Réduire la dépendance iatrogène liée à l’hospitalisation : les 6 principales causes (2)

Les chutes sont fréquentes chez les personnes âgées hospitalisées. Elles sont source de blessures dans 30 à 40 % des cas, de traumatismes (sévères dans 5% des cas), de peur de tomber, de syndrome post-chute, de perte d’autonomie et d’une augmentation de la durée de séjour à l’hôpital. Elles résultent de l’intrication de multiples facteurs prédisposants et précipitants : sédentarité, sarcopénie [fonte musculaire], dénutrition, obésité, déficits sensoriels (visuels, auditifs, proprioceptifs [perception de la position du corps dans l’espace]), troubles cognitifs, dépression, hypotension orthostatique, incontinence vésicale, ostéoporose, arthrose, troubles du sommeil, médicaments psychotropes, environnement, et de la peur de tomber. L’incontinence urinaire est fréquente (20 % des personnes âgées) et sa fréquence augmente avec l’hospitalisation (14% à l’admission et 33.5% à la sortie). Elle est un facteur de risque de déclin fonctionnel, de chutes, d’infections urinaires, d’altération de la qualité de vie et d’entrées en institution.

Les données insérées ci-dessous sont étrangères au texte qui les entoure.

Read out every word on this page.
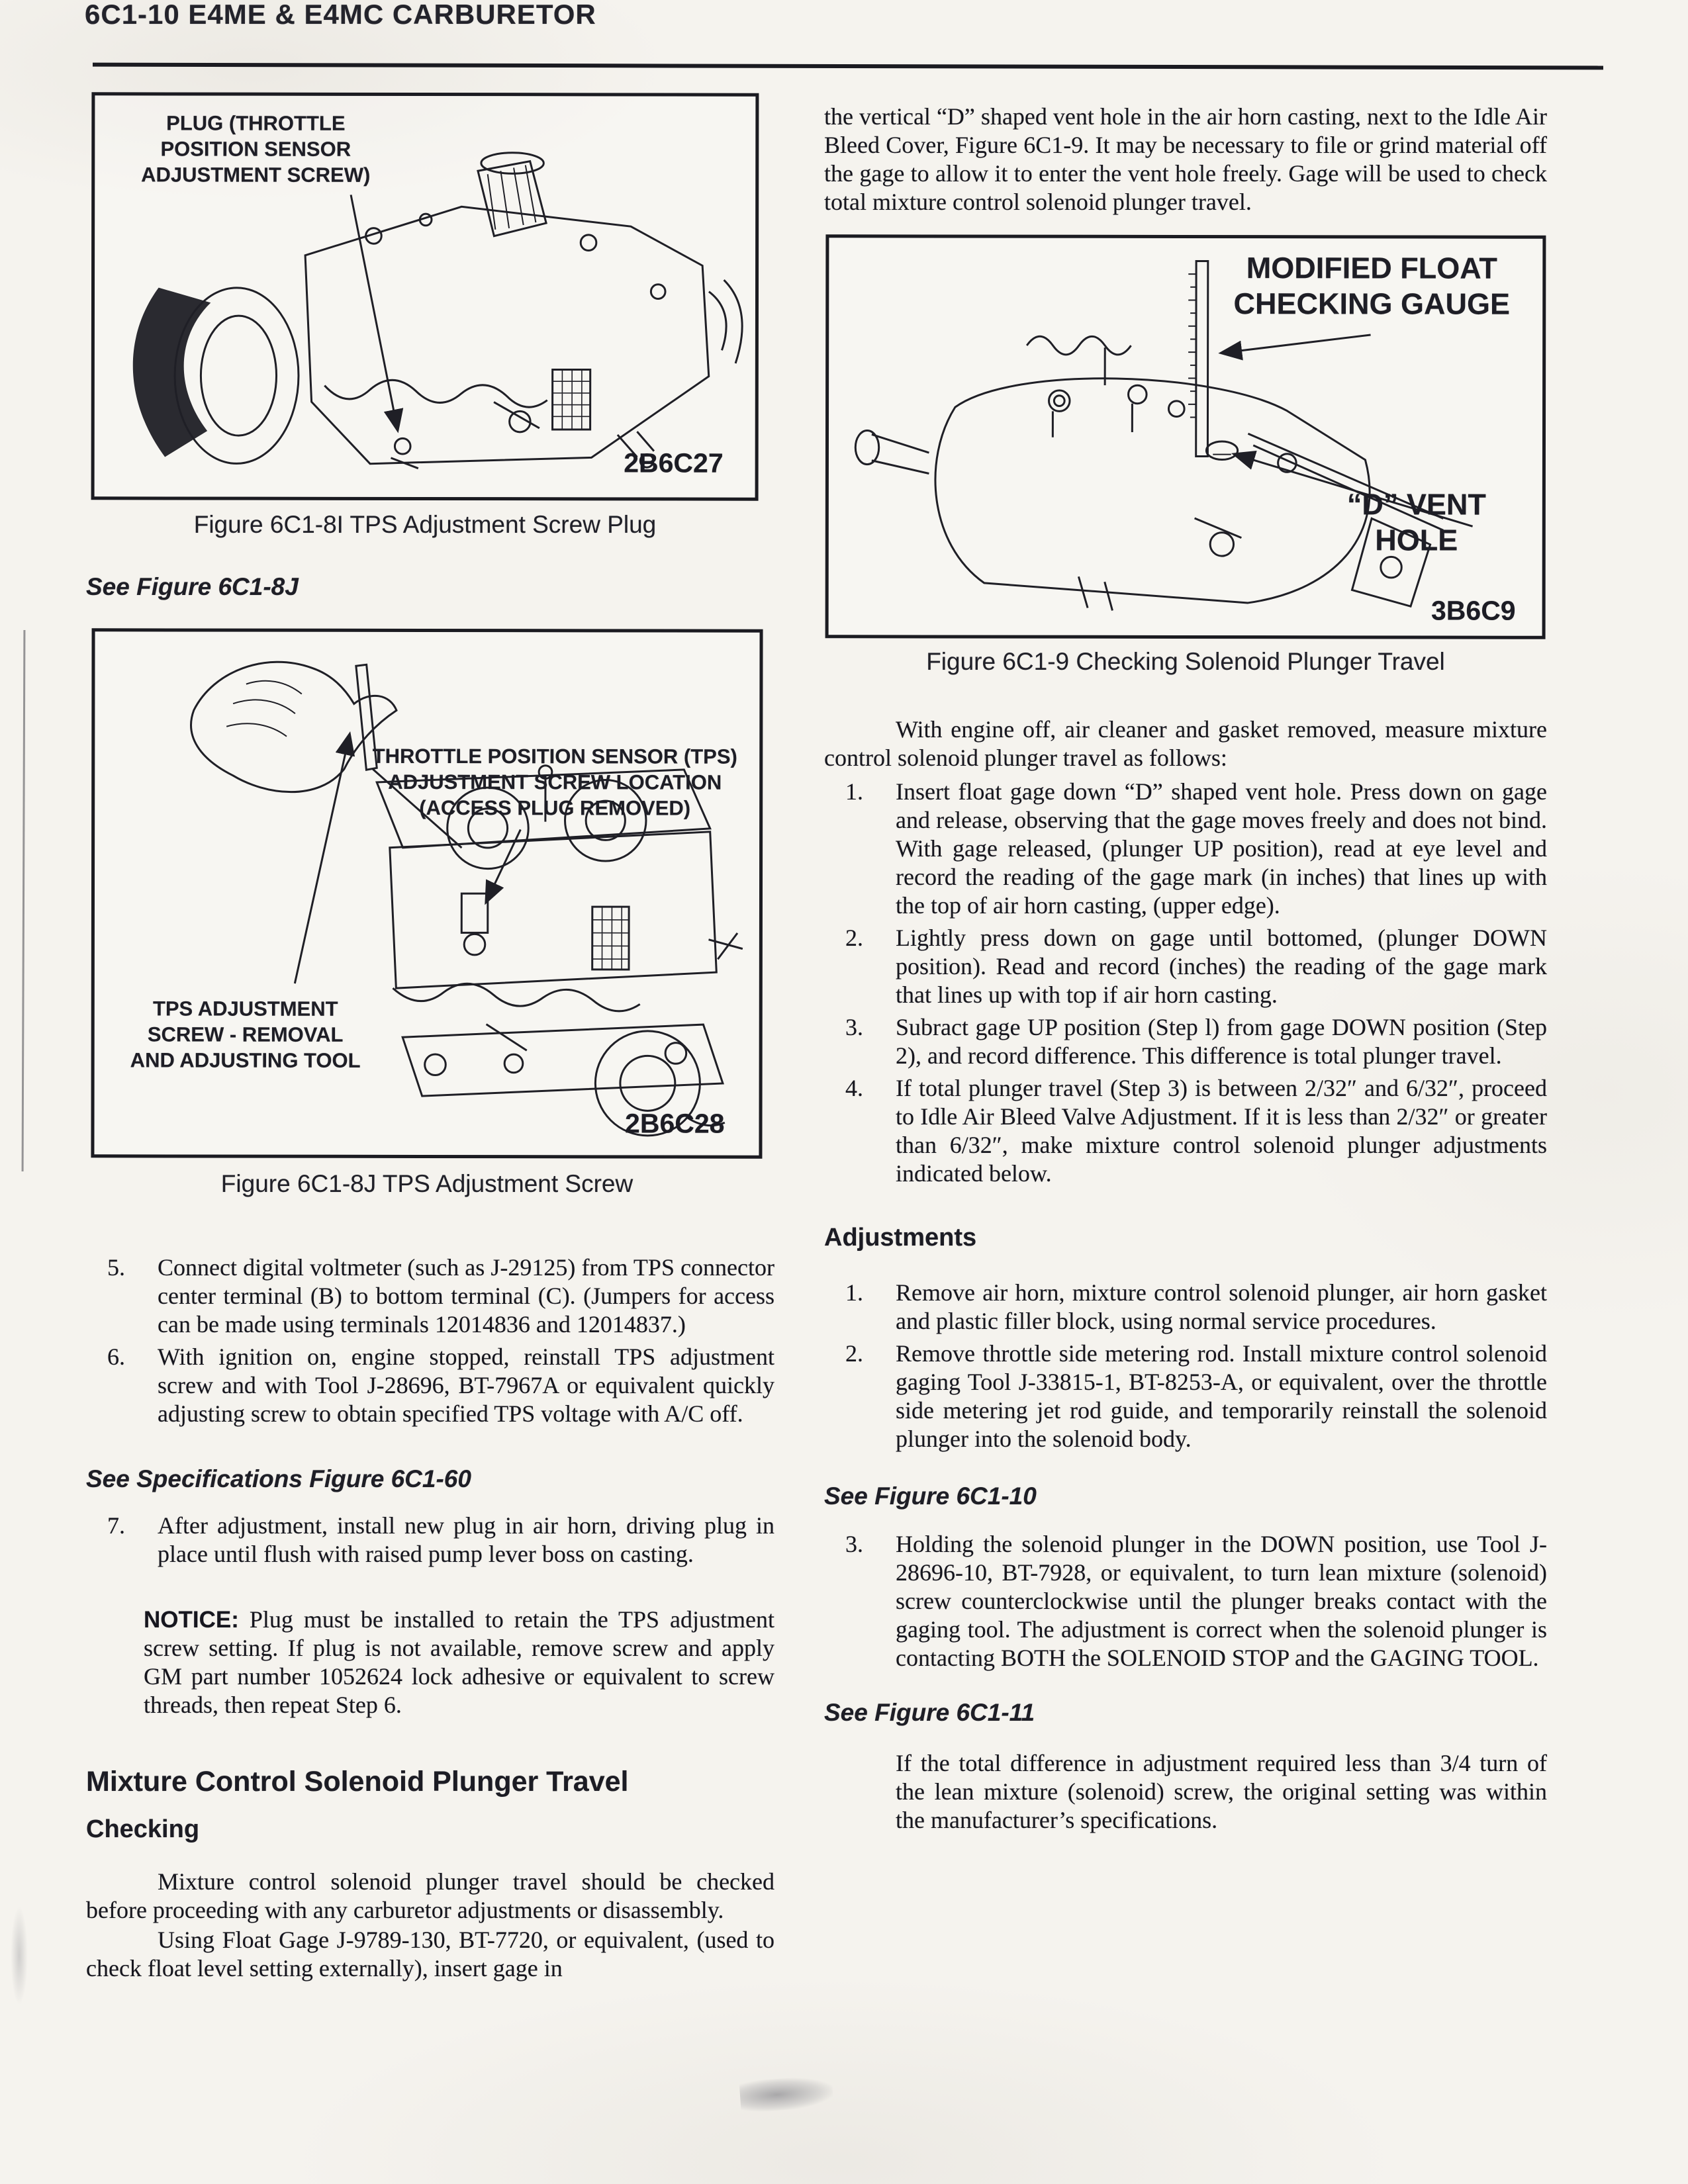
6C1-10 E4ME & E4MC CARBURETOR
PLUG (THROTTLE
POSITION SENSOR
ADJUSTMENT SCREW)
2B6C27
Figure 6C1-8I TPS Adjustment Screw Plug
See Figure 6C1-8J
THROTTLE POSITION SENSOR (TPS)
ADJUSTMENT SCREW LOCATION
(ACCESS PLUG REMOVED)
TPS ADJUSTMENT
SCREW - REMOVAL
AND ADJUSTING TOOL
2B6C28
Figure 6C1-8J TPS Adjustment Screw
5.	Connect digital voltmeter (such as J-29125) from TPS connector center terminal (B) to bottom terminal (C). (Jumpers for access can be made using terminals 12014836 and 12014837.)
6.	With ignition on, engine stopped, reinstall TPS adjustment screw and with Tool J-28696, BT-7967A or equivalent quickly adjusting screw to obtain specified TPS voltage with A/C off.
See Specifications Figure 6C1-60
7.	After adjustment, install new plug in air horn, driving plug in place until flush with raised pump lever boss on casting.
NOTICE: Plug must be installed to retain the TPS adjustment screw setting. If plug is not available, remove screw and apply GM part number 1052624 lock adhesive or equivalent to screw threads, then repeat Step 6.
Mixture Control Solenoid Plunger Travel
Checking
Mixture control solenoid plunger travel should be checked before proceeding with any carburetor adjustments or disassembly.
Using Float Gage J-9789-130, BT-7720, or equivalent, (used to check float level setting externally), insert gage in
the vertical “D” shaped vent hole in the air horn casting, next to the Idle Air Bleed Cover, Figure 6C1-9. It may be necessary to file or grind material off the gage to allow it to enter the vent hole freely. Gage will be used to check total mixture control solenoid plunger travel.
MODIFIED FLOAT
CHECKING GAUGE
“D” VENT
HOLE
3B6C9
Figure 6C1-9 Checking Solenoid Plunger Travel
With engine off, air cleaner and gasket removed, measure mixture control solenoid plunger travel as follows:
1.	Insert float gage down “D” shaped vent hole. Press down on gage and release, observing that the gage moves freely and does not bind. With gage released, (plunger UP position), read at eye level and record the reading of the gage mark (in inches) that lines up with the top of air horn casting, (upper edge).
2.	Lightly press down on gage until bottomed, (plunger DOWN position). Read and record (inches) the reading of the gage mark that lines up with top if air horn casting.
3.	Subract gage UP position (Step l) from gage DOWN position (Step 2), and record difference. This difference is total plunger travel.
4.	If total plunger travel (Step 3) is between 2/32″ and 6/32″, proceed to Idle Air Bleed Valve Adjustment. If it is less than 2/32″ or greater than 6/32″, make mixture control solenoid plunger adjustments indicated below.
Adjustments
1.	Remove air horn, mixture control solenoid plunger, air horn gasket and plastic filler block, using normal service procedures.
2.	Remove throttle side metering rod. Install mixture control solenoid gaging Tool J-33815-1, BT-8253-A, or equivalent, over the throttle side metering jet rod guide, and temporarily reinstall the solenoid plunger into the solenoid body.
See Figure 6C1-10
3.	Holding the solenoid plunger in the DOWN position, use Tool J-28696-10, BT-7928, or equivalent, to turn lean mixture (solenoid) screw counterclockwise until the plunger breaks contact with the gaging tool. The adjustment is correct when the solenoid plunger is contacting BOTH the SOLENOID STOP and the GAGING TOOL.
See Figure 6C1-11
If the total difference in adjustment required less than 3/4 turn of the lean mixture (solenoid) screw, the original setting was within the manufacturer’s specifications.
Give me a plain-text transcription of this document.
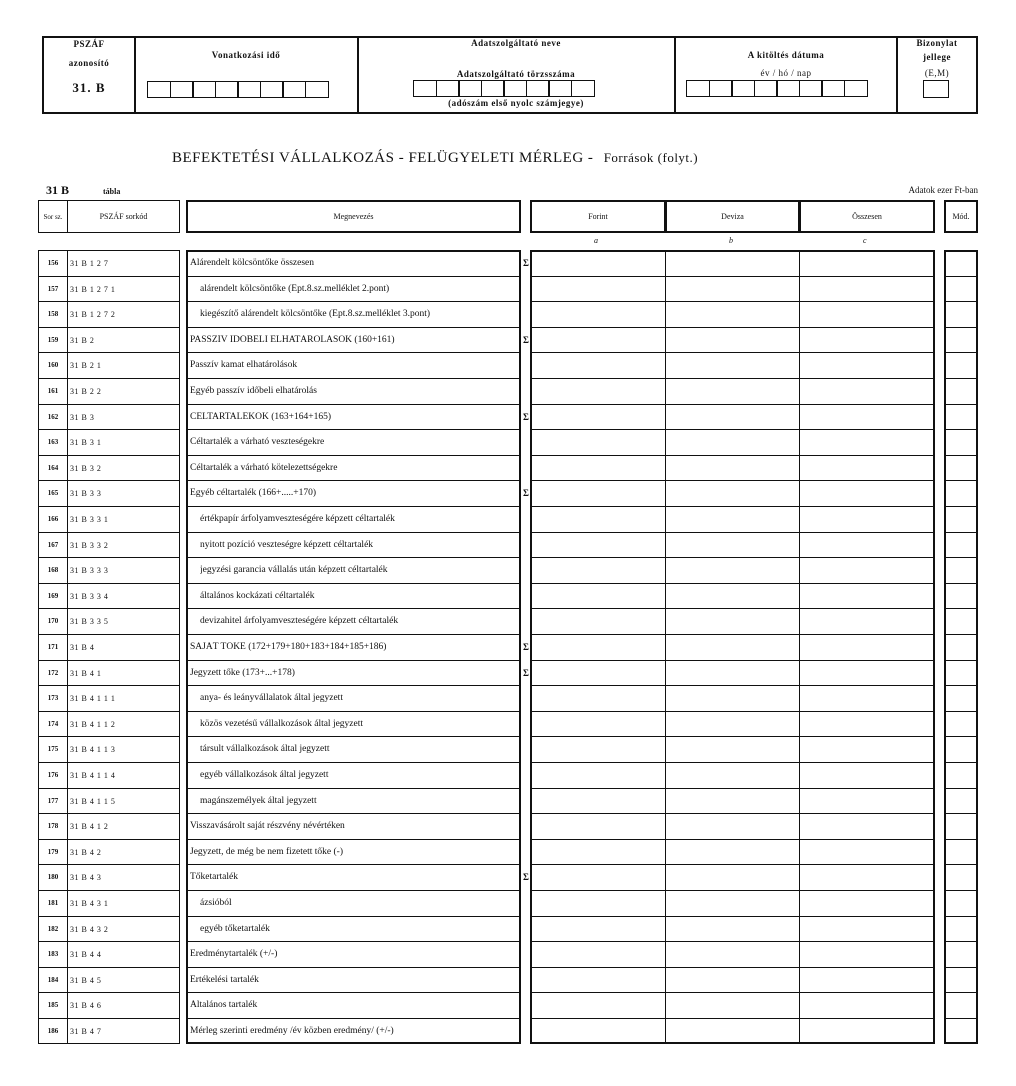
PSZÁF
azonosító
31. B
Vonatkozási idő
Adatszolgáltató neve
Adatszolgáltató törzsszáma
(adószám első nyolc számjegye)
A kitöltés dátuma
év / hó / nap
Bizonylat
jellege
(E,M)
BEFEKTETÉSI VÁLLALKOZÁS - FELÜGYELETI MÉRLEG - Források (folyt.)
31 B	tábla	Adatok ezer Ft-ban
Sor sz.	PSZÁF sorkód	Megnevezés	Forint	Deviza	Összesen	Mód.
a	b	c
156	31 B 1 2 7	Alárendelt kölcsöntőke összesen	Σ
157	31 B 1 2 7 1	alárendelt kölcsöntőke (Épt.8.sz.melléklet 2.pont)
158	31 B 1 2 7 2	kiegészítő alárendelt kölcsöntőke (Épt.8.sz.melléklet 3.pont)
159	31 B 2	PASSZÍV IDŐBELI ELHATÁROLÁSOK (160+161)	Σ
160	31 B 2 1	Passzív kamat elhatárolások
161	31 B 2 2	Egyéb passzív időbeli elhatárolás
162	31 B 3	CÉLTARTALÉKOK (163+164+165)	Σ
163	31 B 3 1	Céltartalék a várható veszteségekre
164	31 B 3 2	Céltartalék a várható kötelezettségekre
165	31 B 3 3	Egyéb céltartalék (166+.....+170)	Σ
166	31 B 3 3 1	értékpapír árfolyamveszteségére képzett céltartalék
167	31 B 3 3 2	nyitott pozíció veszteségre képzett céltartalék
168	31 B 3 3 3	jegyzési garancia vállalás után képzett céltartalék
169	31 B 3 3 4	általános kockázati céltartalék
170	31 B 3 3 5	devizahitel árfolyamveszteségére képzett céltartalék
171	31 B 4	SAJÁT TŐKE (172+179+180+183+184+185+186)	Σ
172	31 B 4 1	Jegyzett tőke (173+...+178)	Σ
173	31 B 4 1 1 1	anya- és leányvállalatok által jegyzett
174	31 B 4 1 1 2	közös vezetésű vállalkozások által jegyzett
175	31 B 4 1 1 3	társult vállalkozások által jegyzett
176	31 B 4 1 1 4	egyéb vállalkozások által jegyzett
177	31 B 4 1 1 5	magánszemélyek által jegyzett
178	31 B 4 1 2	Visszavásárolt saját részvény névértéken
179	31 B 4 2	Jegyzett, de még be nem fizetett tőke (-)
180	31 B 4 3	Tőketartalék	Σ
181	31 B 4 3 1	ázsióból
182	31 B 4 3 2	egyéb tőketartalék
183	31 B 4 4	Eredménytartalék (+/-)
184	31 B 4 5	Értékelési tartalék
185	31 B 4 6	Általános tartalék
186	31 B 4 7	Mérleg szerinti eredmény /év közben eredmény/ (+/-)
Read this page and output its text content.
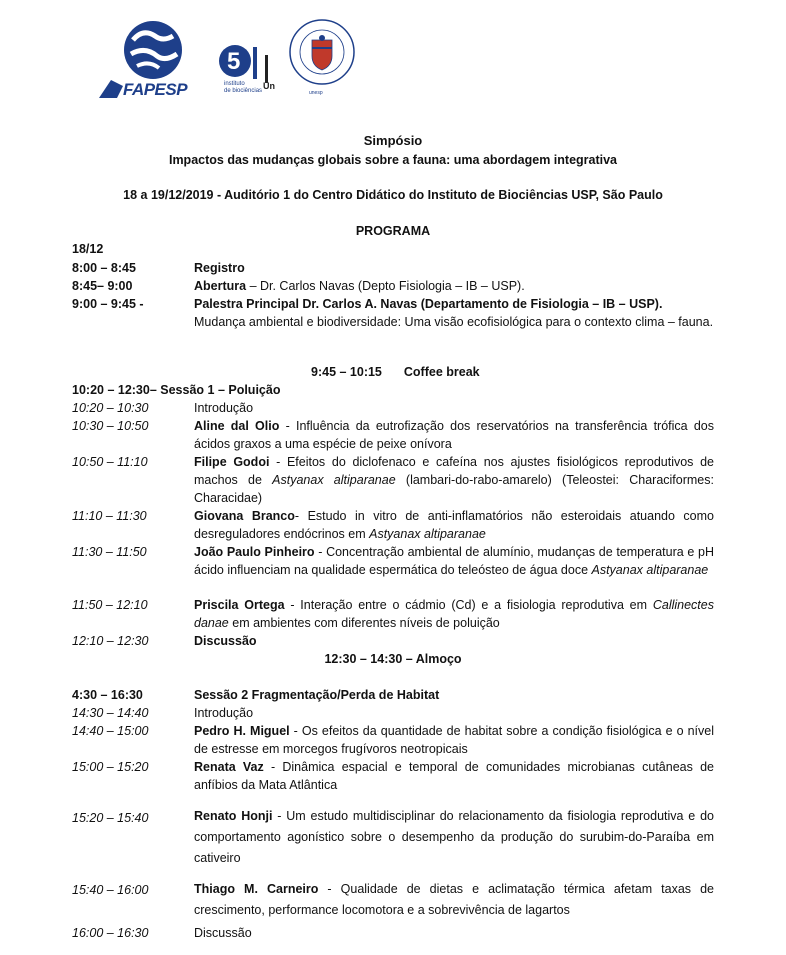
FAPESP
5
instituto
de biociências Un
unesp
Simpósio
Impactos das mudanças globais sobre a fauna: uma abordagem integrativa
18 a 19/12/2019 - Auditório 1 do Centro Didático do Instituto de Biociências USP, São Paulo
PROGRAMA
18/12
8:00 – 8:45	Registro
8:45– 9:00	Abertura – Dr. Carlos Navas (Depto Fisiologia – IB – USP).
9:00 – 9:45 -	Palestra Principal Dr. Carlos A. Navas (Departamento de Fisiologia – IB – USP).
Mudança ambiental e biodiversidade: Uma visão ecofisiológica para o contexto clima – fauna.
9:45 – 10:15 Coffee break
10:20 – 12:30– Sessão 1 – Poluição
10:20 – 10:30	Introdução
10:30 – 10:50	Aline dal Olio - Influência da eutrofização dos reservatórios na transferência trófica dos ácidos graxos a uma espécie de peixe onívora
10:50 – 11:10	Filipe Godoi - Efeitos do diclofenaco e cafeína nos ajustes fisiológicos reprodutivos de machos de Astyanax altiparanae (lambari-do-rabo-amarelo) (Teleostei: Characiformes: Characidae)
11:10 – 11:30	Giovana Branco- Estudo in vitro de anti-inflamatórios não esteroidais atuando como desreguladores endócrinos em Astyanax altiparanae
11:30 – 11:50	João Paulo Pinheiro - Concentração ambiental de alumínio, mudanças de temperatura e pH ácido influenciam na qualidade espermática do teleósteo de água doce Astyanax altiparanae
11:50 – 12:10	Priscila Ortega - Interação entre o cádmio (Cd) e a fisiologia reprodutiva em Callinectes danae em ambientes com diferentes níveis de poluição
12:10 – 12:30	Discussão
12:30 – 14:30 – Almoço
4:30 – 16:30	Sessão 2 Fragmentação/Perda de Habitat
14:30 – 14:40	Introdução
14:40 – 15:00	Pedro H. Miguel - Os efeitos da quantidade de habitat sobre a condição fisiológica e o nível de estresse em morcegos frugívoros neotropicais
15:00 – 15:20	Renata Vaz - Dinâmica espacial e temporal de comunidades microbianas cutâneas de anfíbios da Mata Atlântica
15:20 – 15:40	Renato Honji - Um estudo multidisciplinar do relacionamento da fisiologia reprodutiva e do comportamento agonístico sobre o desempenho da produção do surubim-do-Paraíba em cativeiro
15:40 – 16:00	Thiago M. Carneiro - Qualidade de dietas e aclimatação térmica afetam taxas de crescimento, performance locomotora e a sobrevivência de lagartos
16:00 – 16:30	Discussão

Elle est multifactorielle, liée au vieillissement de l’appareil vésico-sphinctérien, aux comorbidités et aux troubles cognitifs. Lors de l’hospitalisation, elle est favorisée par certaines médications, des conseils diététiques ou prises en charge inadaptés, en particulier le port de protection urinaire non justifié. La rétention vésicale et le sondage vésical sont aussi des facteurs de risque d’incontinence urinaire, de confusion, de syndrome d’immobilisation et d’infection urinaire. La rétention vésicale doit être dépistée. Le sondage vésical doit être justifié et sa durée réduite. Les effets indésirables des médicaments peuvent être liés aux effets pharmacologiques, aux interactions médicamenteuses, au caractère inapproprié ou inutile du traitement, à des prescriptions manquantes, à une non-observance ou à des erreurs. Leur prévalence augmente avec la polymédication, pour atteindre 58% avec 5 médicaments et 82% avec 7 médicaments et plus. Ils sont associés à une augmentation des risques de chute, de confusion, de déclin fonctionnel et de décès, et à une augmentation de la durée de séjour hospitalier. Les prescriptions inappropriées les plus fréquentes concernent les psychotropes et les anticholinergiques. Les benzodiazépines et les anticholinergiques sont les deux classes médicamenteuses les plus impliquées dans le déclin fonctionnel des personnes âgées.